After the death of her husband, viewpoint character Helen has come down in the world, living with her son Todd on a down at heel housing estate, afraid to go out after dark because of the addicts and dealers, afraid of what might happen to her. And yet you sense that all of this is eclipsed by the wedge that’s been driven between her and Todd, the way in which he is now out of control, swearing at her, going out with his mates at all hours of the night, the threat of violence never far away, and tough love as futile as anything else. Bottom line, Helen is afraid of her own son, and the very unnaturalness of this strikes a chord with the reader, so that we shake our heads in sorrow and disbelief as the generation gap is stretched ever wider, and we’re haunted by the thought of what is coming to replace us in the world.

Helen does her best to cope, talking to the ‘ghost’ of Frank, her deceased husband, trying to get through to Todd, but none of it serves any purpose. One time she attempts to follow Todd, to find out where he goes at night with the minatory group of older boys who are his friends, but it’s a lost cause. Intimidating enough in the light of day, the urban streets are the landscape of nightmare after dark, and Helen turns back, with her imagination primed to suggest something far worse than any reality.
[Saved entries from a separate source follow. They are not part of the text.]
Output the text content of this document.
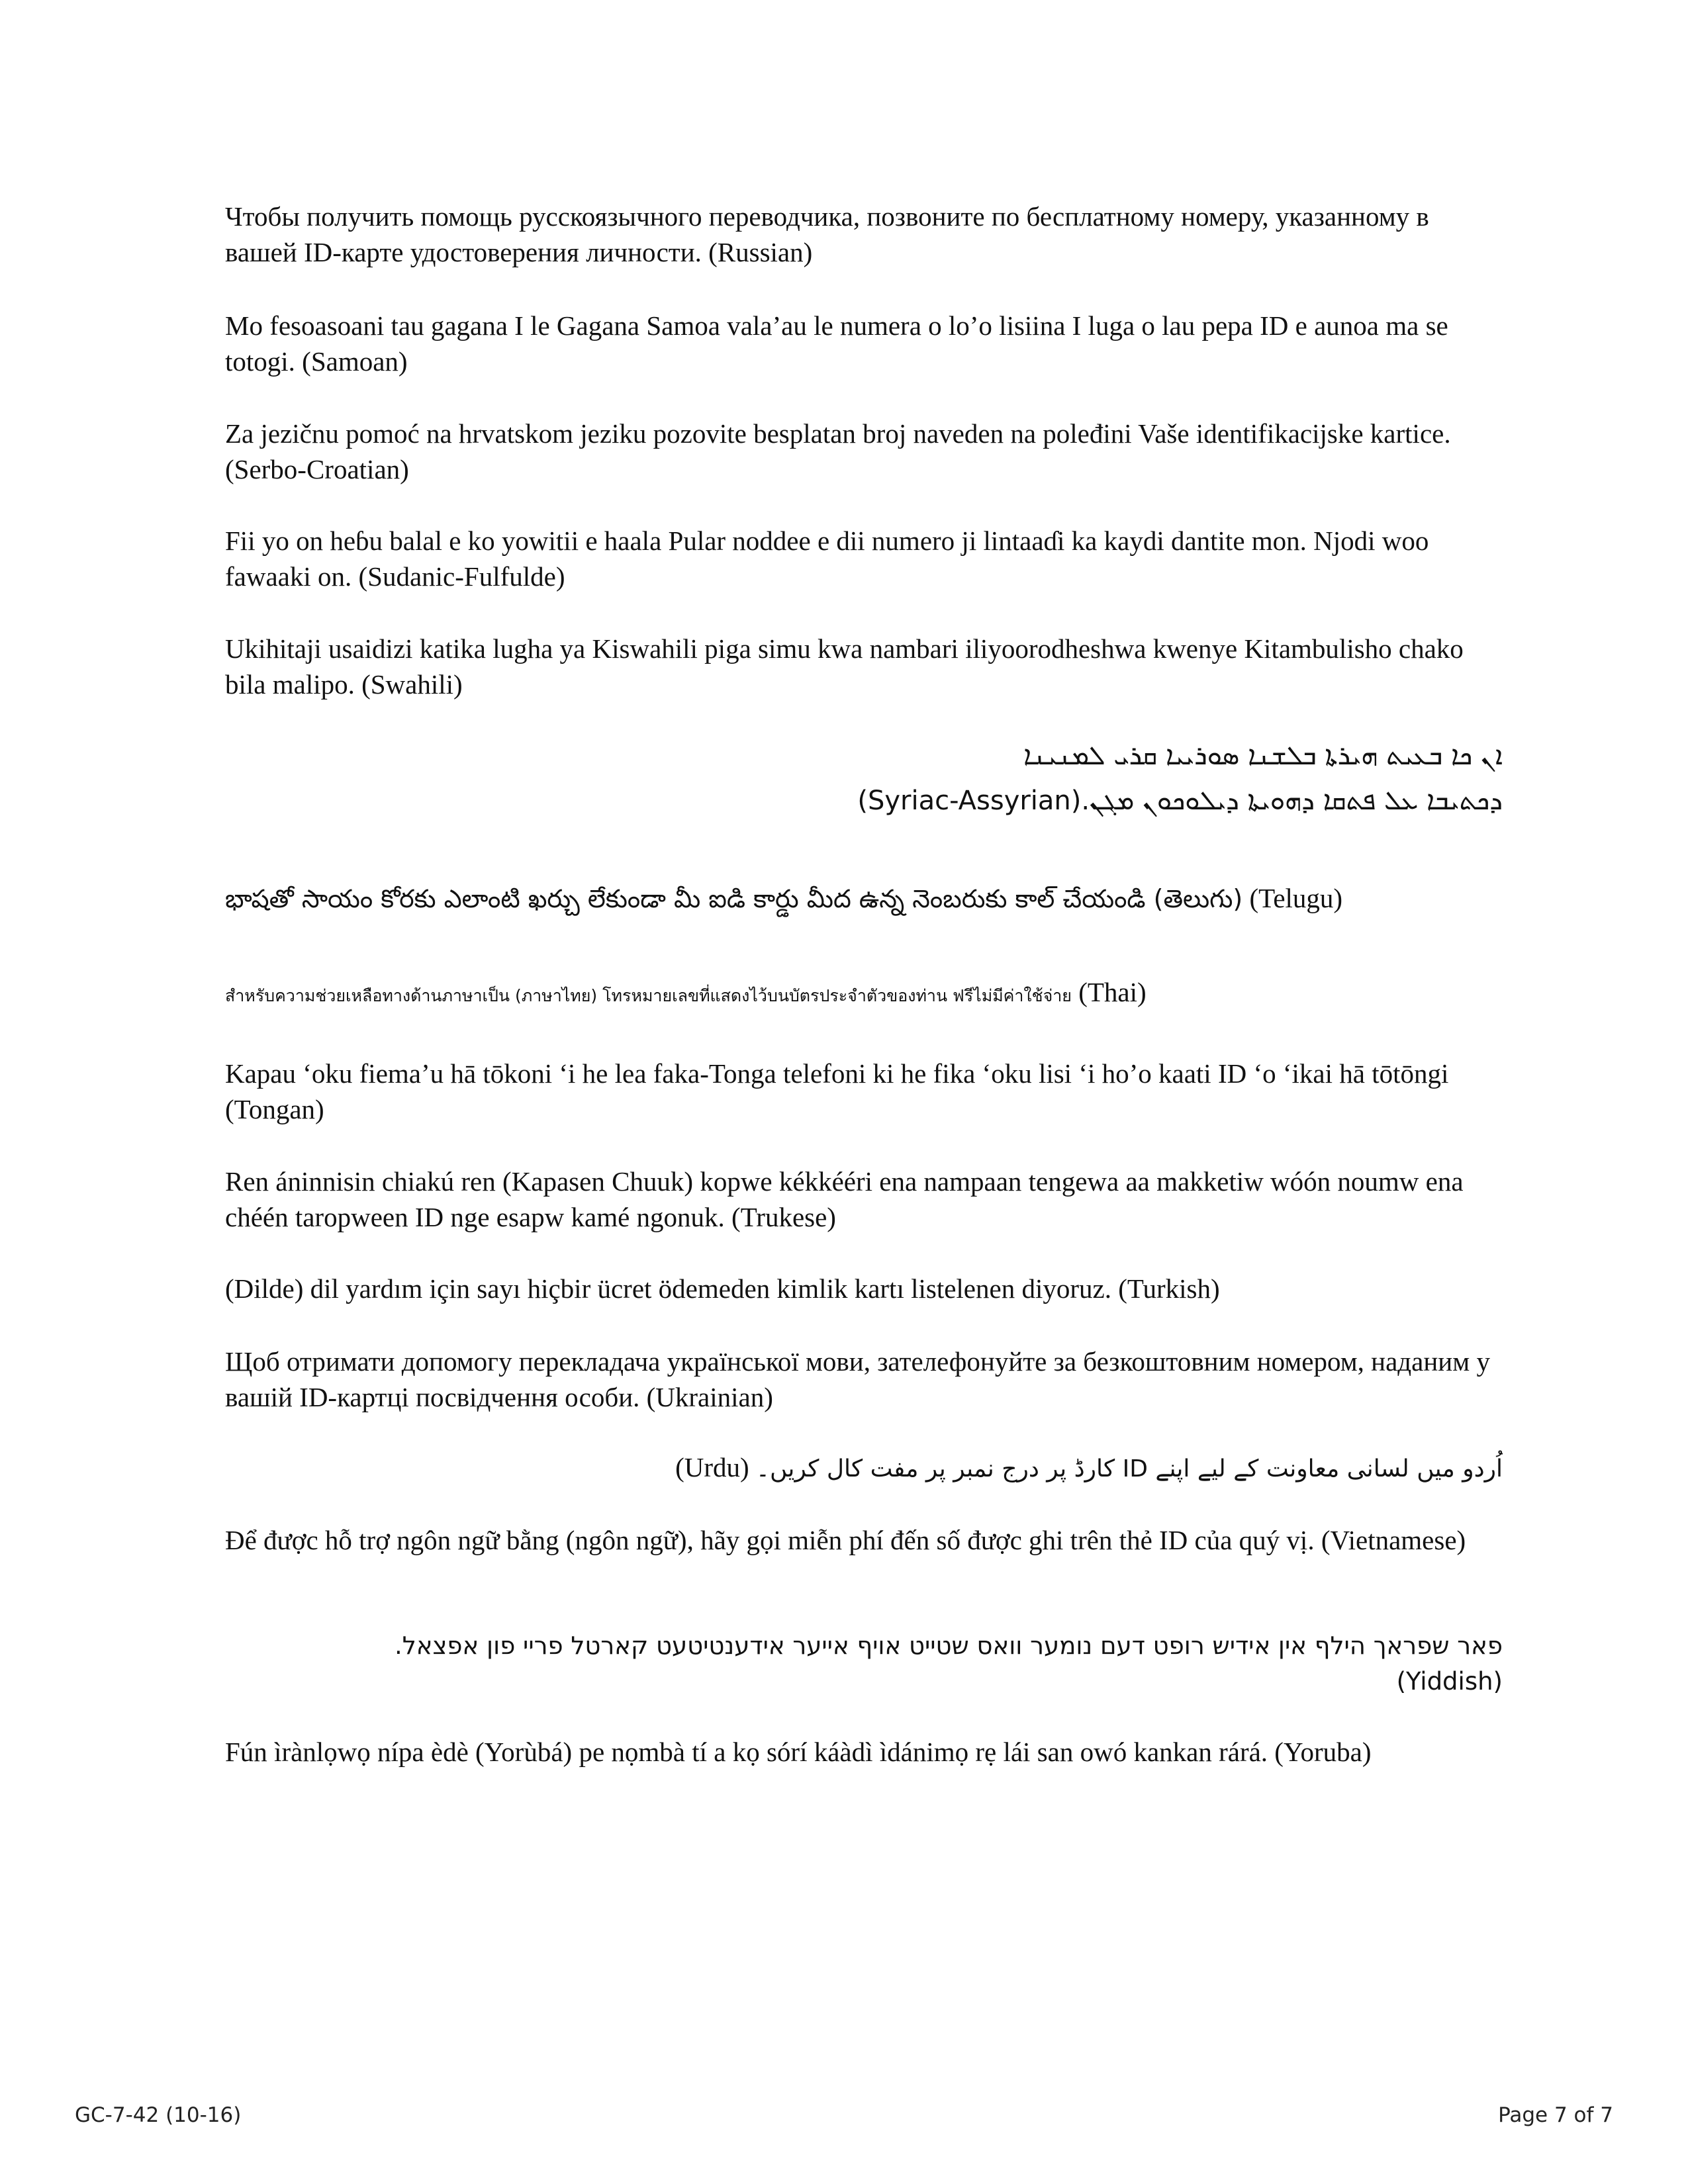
Чтобы получить помощь русскоязычного переводчика, позвоните по бесплатному номеру, указанному в вашей ID-карте удостоверения личности. (Russian)

Mo fesoasoani tau gagana I le Gagana Samoa vala’au le numera o lo’o lisiina I luga o lau pepa ID e aunoa ma se totogi. (Samoan)

Za jezičnu pomoć na hrvatskom jeziku pozovite besplatan broj naveden na poleđini Vaše identifikacijske kartice. (Serbo-Croatian)

Fii yo on heɓu balal e ko yowitii e haala Pular noddee e dii numero ji lintaaɗi ka kaydi dantite mon. Njodi woo fawaaki on. (Sudanic-Fulfulde)

Ukihitaji usaidizi katika lugha ya Kiswahili piga simu kwa nambari iliyoorodheshwa kwenye Kitambulisho chako bila malipo. (Swahili)

ܐܢ ܟܐ ܒܥܝܬ ܗܝܪܬܐ ܒܠܫܢܐ ܣܘܪܝܝܐ ܩܪܝ ܠܡܢܝܢܐ
(Syriac-Assyrian)ܕܟܬܝܒܐ ܥܠ ܦܬܩܐ ܕܗܘܝܬܐ ܕܝܠܘܟܘܢ ܡܓܢ.
భాషతో సాయం కోరకు ఎలాంటి ఖర్చు లేకుండా మీ ఐడి కార్డు మీద ఉన్న నెంబరుకు కాల్ చేయండి (తెలుగు) (Telugu)
สำหรับความช่วยเหลือทางด้านภาษาเป็น (ภาษาไทย) โทรหมายเลขที่แสดงไว้บนบัตรประจำตัวของท่าน ฟรีไม่มีค่าใช้จ่าย (Thai)

Kapau ‘oku fiema’u hā tōkoni ‘i he lea faka-Tonga telefoni ki he fika ‘oku lisi ‘i ho’o kaati ID ‘o ‘ikai hā tōtōngi (Tongan)

Ren áninnisin chiakú ren (Kapasen Chuuk) kopwe kékkééri ena nampaan tengewa aa makketiw wóón noumw ena chéén taropween ID nge esapw kamé ngonuk. (Trukese)

(Dilde) dil yardım için sayı hiçbir ücret ödemeden kimlik kartı listelenen diyoruz. (Turkish)

Щоб отримати допомогу перекладача української мови, зателефонуйте за безкоштовним номером, наданим у вашій ID-картці посвідчення особи. (Ukrainian)

(Urdu) اُردو میں لسانی معاونت کے لیے اپنے ID کارڈ پر درج نمبر پر مفت کال کریں۔

Để được hỗ trợ ngôn ngữ bằng (ngôn ngữ), hãy gọi miễn phí đến số được ghi trên thẻ ID của quý vị. (Vietnamese)

פאר שפראך הילף אין אידיש רופט דעם נומער וואס שטייט אויף אייער אידענטיטעט קארטל פריי פון אפצאל.
(Yiddish)

Fún ìrànlọwọ nípa èdè (Yorùbá) pe nọmbà tí a kọ sórí káàdì ìdánimọ rẹ lái san owó kankan rárá. (Yoruba)

GC-7-42 (10-16)	Page 7 of 7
Events come to a head when Todd returns home after a three day absence. ‘Why are you doing this to me?’ demands Helen, and he replies, ‘You don’t understand.’ It’s a conversation fraught with cliches, and all of them are true, as the self-pitying voice of one generation clashes with the plaintiff cry of another.

Finally, in an attempt to explain, Todd leads her out into the night. He takes her to an abandoned garage where there is a tank with transparent sides, something very like an aquarium, and in the murky water Helen sees things moving, things that bear a resemblance to her son and his friends. Todd and the other boys torment these nebulous creatures, poke them with sticks, revelling in their pained contortions.

It’s a story that taps into our deepest fears – of poverty, of death and loss, of loneliness and disease, of our own children becoming strangers to us. McMahon is superb at rendering this ‘abomination of desolation’ on the page, making it feel real, something that could touch us personally. And if that was all he meant to achieve then the story succeeds on all counts, but the final section raises the stakes to a whole other level.

Todd’s revelation, the thing that he shows to Helen, is nothing less than the secret of how he and the others manage to survive in this blighted environment. They do so by cutting loose the higher aspects of their nature (‘teen spirit’), the hopes and dreams that make them better than thugs, because only by adopting the uncaring and indifferent personae of thugs can they cope with all the shit life throws at them on a daily basis. They make themselves immune through an insensibility of the spirit, and they laugh at those aspects of their personalities that allowed them to empathise, the better part of themselves now locked away in a fish tank, simply as a way to stand strong and endure.

And they never realise what they have lost.

It’s tempting here to find significance in the use of an aquarium, with its resemblance to a television, and in the things behind the glass see an allusion to reality TV in all its glory. This too is a way to endure, the modern world’s equivalent of bread and circuses, a form of entertainment which, when taken to extremes, can result in a mockery of all that’s best about us, a dumbing down and the cultivation of an indifference that will serve us well as we manoeuvre through the perilous waters of modern life.

I can’t speak to Gary McMahon’s intention, but perhaps, just perhaps, the metaphor is there to be used if you need it.